The M4 MacBook Air is displaying some odd behavior we don’t understand yet

    By Willow Roberts
Published March 13, 2025

People are getting their hands on the new M4 MacBook Air this week, which means they’re posting lots of discoveries about its performance (and the blueness of the new Sky Blue color). While editing photos in Lightroom Classic, YouTuber Vadim Yuryev noticed that the CPU workload was being handled almost completely by the laptop’s six efficiency cores.

Woah!! Apple’s M4 MacBook Air is pushing this CPU workload to all 6 of the Efficiency cores while the 4 Perfomance cores are barely being used. (Left photo)

Compare that to the M3 (right) where the 4 Perfomance cores are seeing a lot more use.

Photo editing in Lightroom Classic pic.twitter.com/y17D8G0ypB

— Vadim Yuryev (@VadimYuryev) March 13, 2025

Spotted by Wccftech, this behavior is interesting because the image editing software is so CPU-intensive that anyone would assume it needed the performance cores to run.

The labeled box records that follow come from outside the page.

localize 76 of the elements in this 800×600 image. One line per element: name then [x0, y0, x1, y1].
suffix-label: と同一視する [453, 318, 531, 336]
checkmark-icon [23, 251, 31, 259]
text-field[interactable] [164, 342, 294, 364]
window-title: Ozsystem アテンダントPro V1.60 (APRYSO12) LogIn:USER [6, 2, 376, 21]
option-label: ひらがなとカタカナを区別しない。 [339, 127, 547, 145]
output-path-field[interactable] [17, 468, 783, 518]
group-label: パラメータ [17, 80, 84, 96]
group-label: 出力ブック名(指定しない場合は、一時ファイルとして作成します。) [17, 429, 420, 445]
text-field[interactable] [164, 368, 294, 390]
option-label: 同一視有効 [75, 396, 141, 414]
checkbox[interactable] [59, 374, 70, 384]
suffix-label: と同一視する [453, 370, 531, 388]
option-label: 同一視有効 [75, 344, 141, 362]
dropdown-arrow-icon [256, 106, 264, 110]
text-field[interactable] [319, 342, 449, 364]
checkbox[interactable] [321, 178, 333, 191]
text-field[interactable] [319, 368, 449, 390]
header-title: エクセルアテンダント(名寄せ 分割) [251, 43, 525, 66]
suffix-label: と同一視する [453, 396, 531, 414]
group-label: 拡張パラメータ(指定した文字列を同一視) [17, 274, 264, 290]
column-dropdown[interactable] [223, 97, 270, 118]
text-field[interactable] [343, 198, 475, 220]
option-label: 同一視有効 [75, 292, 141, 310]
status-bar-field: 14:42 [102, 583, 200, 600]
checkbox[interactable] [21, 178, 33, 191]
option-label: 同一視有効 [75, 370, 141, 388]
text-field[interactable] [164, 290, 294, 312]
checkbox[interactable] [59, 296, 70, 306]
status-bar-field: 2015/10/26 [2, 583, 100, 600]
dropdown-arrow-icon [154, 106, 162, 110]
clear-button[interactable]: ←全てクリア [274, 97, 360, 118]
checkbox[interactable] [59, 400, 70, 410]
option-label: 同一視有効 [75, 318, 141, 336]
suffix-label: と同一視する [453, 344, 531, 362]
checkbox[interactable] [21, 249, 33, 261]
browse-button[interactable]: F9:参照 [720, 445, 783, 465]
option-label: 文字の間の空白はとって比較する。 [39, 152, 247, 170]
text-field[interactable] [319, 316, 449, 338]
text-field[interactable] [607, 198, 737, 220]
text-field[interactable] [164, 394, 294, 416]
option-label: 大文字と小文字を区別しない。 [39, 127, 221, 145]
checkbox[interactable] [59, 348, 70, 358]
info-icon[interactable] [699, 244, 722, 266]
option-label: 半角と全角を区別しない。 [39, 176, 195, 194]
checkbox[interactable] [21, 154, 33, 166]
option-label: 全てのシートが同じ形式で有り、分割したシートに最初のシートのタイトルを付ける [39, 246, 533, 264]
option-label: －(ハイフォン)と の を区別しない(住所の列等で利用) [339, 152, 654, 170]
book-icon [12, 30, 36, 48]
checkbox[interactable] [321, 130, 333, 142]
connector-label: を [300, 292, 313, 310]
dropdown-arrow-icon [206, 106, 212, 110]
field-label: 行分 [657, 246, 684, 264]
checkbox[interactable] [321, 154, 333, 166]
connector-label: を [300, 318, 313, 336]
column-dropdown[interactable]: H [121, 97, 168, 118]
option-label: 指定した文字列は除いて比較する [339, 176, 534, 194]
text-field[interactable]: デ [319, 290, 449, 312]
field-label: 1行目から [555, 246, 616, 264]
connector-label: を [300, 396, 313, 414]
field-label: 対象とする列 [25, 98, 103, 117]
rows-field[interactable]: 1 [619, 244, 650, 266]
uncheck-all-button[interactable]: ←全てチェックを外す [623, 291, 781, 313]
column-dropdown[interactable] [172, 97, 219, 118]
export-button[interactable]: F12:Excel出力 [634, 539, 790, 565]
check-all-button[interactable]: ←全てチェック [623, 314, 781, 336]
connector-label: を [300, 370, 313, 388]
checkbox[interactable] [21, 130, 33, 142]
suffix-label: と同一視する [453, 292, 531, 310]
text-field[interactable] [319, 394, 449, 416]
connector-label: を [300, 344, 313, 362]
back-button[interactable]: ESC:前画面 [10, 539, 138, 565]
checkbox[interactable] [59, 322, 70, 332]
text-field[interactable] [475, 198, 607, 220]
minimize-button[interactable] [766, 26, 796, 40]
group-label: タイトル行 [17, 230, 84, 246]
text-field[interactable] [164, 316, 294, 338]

This was certainly the case for the M3 MacBook Air, which Yuryev shows using all four performance and all four efficiency cores to get the work done.

We don’t know why this behavior has changed, how purposeful it is, or if it’s specific to Lightroom Classic — but the benefits could be significant. Keeping the efficiency cores busy and limiting the activity on the performance cores could improve battery life and keep temperatures down.

That said, we don’t know from Yuryev’s post how well the software is running while in this state — we can assume he’s pointing it out because it’s running fine but we don’t know for sure.

It’s also not entirely impossible that this is a bug of some kind — the performance cores are there to be used, after all, or else they’d be pointless. So the sheer amount of activity on the efficiency cores while the performance cores sit almost unused does seem quite odd.

With outlets like Wccftech and tech influencers everywhere experimenting with this new model, we’ll likely find out soon whether this was a fluke or an intended feature of the new MacBook Air.